Mr. Gabruck said the broad-daylight attack by one man on passenger John Hollar in front of about 15 fellow transit riders had already begun when the train pulled into the north-end Belvedere station last Friday afternoon.
At the station, the doors opened and the other passengers fled, but the attack raged on.
"Most people when they're involved in a crime will commit the crime and then flee. This person had that opportunity. He chose to stay on the train," said Mr. Gabruck.
Mr. Gabruck said transit officials were aware by then what was happening.
They had to make a tough call: keep the train at the station with the doors open and hope the attacker gives up the fight, flee and can eventually be caught; or seal the doors and continue on three minutes to the next station at Clareview, where police and first aid were close by. Mr. Gabruck said the train driver was ordered to drive on to Clareview. For the next three minutes, the beating continued in the otherwise empty car, visible on the driver's monitor.
"It's all about safety and quick response. And when I mean safety, I mean the safety of the victim as well," said Mr. Gabruck.

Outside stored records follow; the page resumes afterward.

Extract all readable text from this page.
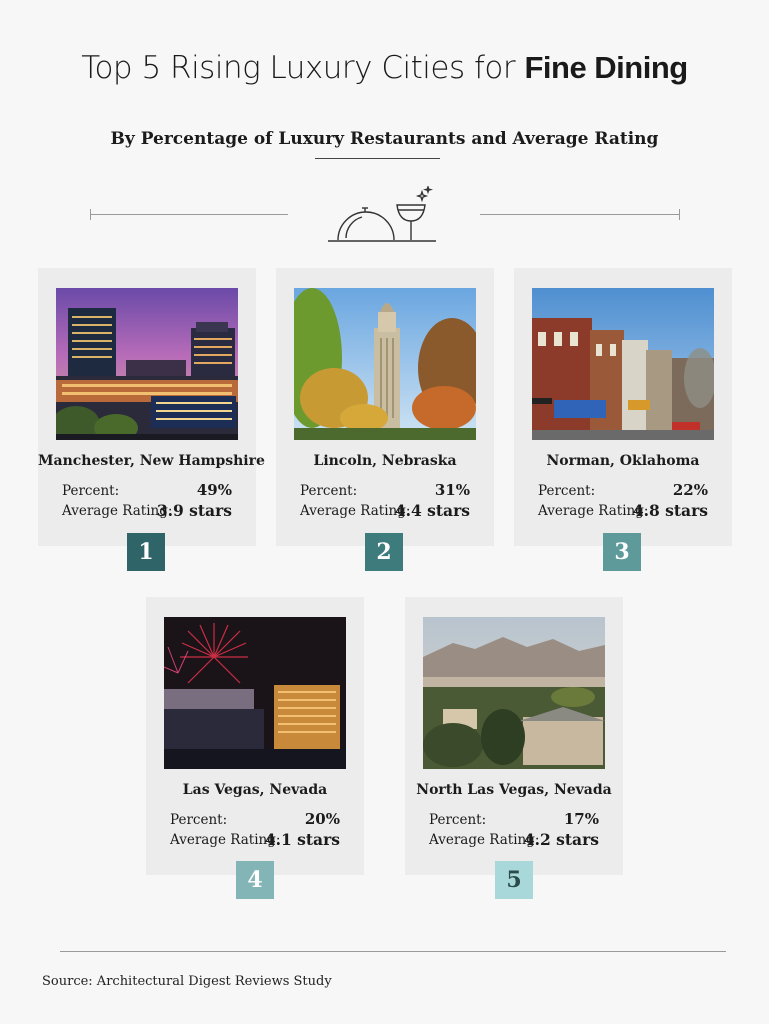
Top 5 Rising Luxury Cities for Fine Dining
By Percentage of Luxury Restaurants and Average Rating
Manchester, New Hampshire
Percent:	49%
Average Rating:
3.9 stars
1
Lincoln, Nebraska
Percent:	31%
Average Rating:
4.4 stars
2
Norman, Oklahoma
Percent:	22%
Average Rating:
4.8 stars
3
Las Vegas, Nevada
Percent:	20%
Average Rating:
4.1 stars
4
North Las Vegas, Nevada
Percent:	17%
Average Rating:
4.2 stars
5
Source: Architectural Digest Reviews Study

"We knew the ambulance stations are very close to Clareview as is the police station. We knew we had resources that could step in and help at that location, and so the decision was made."
When the train arrived at Clareview, the accused was arrested by police and transit officials while trying to escape. Inside the car, the 29-year-old Mr. Hollar was found unconscious on the floor with severe brain injuries. Mr. Hollar was dispatched to hospital and put on life support, but died Sunday night. An autopsy Monday confirmed the death to be a homicide. Mr. Gabruck said it's the first on Edmonton's light-rapid transit train in its 34-year-history.
He agreed it was distressing event for the train car driver to go through, but said, "He's doing OK under the circumstances."
Homicide Det. Colin Derksen said the entire episode was caught on the train's video cameras, and he said it appeared to have been unprovoked.
"This was an attack," said Det. Derksen.
"From what we can see [on the videotape], from the beginning of the fight to end it seemed very one-sided.
"[The attacker] was the aggressor and he continued that violence throughout and it appears that Mr. Hollar was trying just to avoid the situation and get away."
He said the victim and attacker may know each other, based on conversations police have had with those who know them both., but admitted, "We don't know for sure."
Det. Derksen said there was no weapon involved and couldn't say if drugs were a factor.
He offered few details on the attack, as police still hope for other eyewitnesses to come forward.
He said two passengers tried to intervene, but wouldn't elaborate.
"[They] did what they could to stop this while still trying to keep themselves safe," he said.
"Unfortunately it didn't stop it."
Jeremy Newborn, 29, faces a charge of second-degree murder.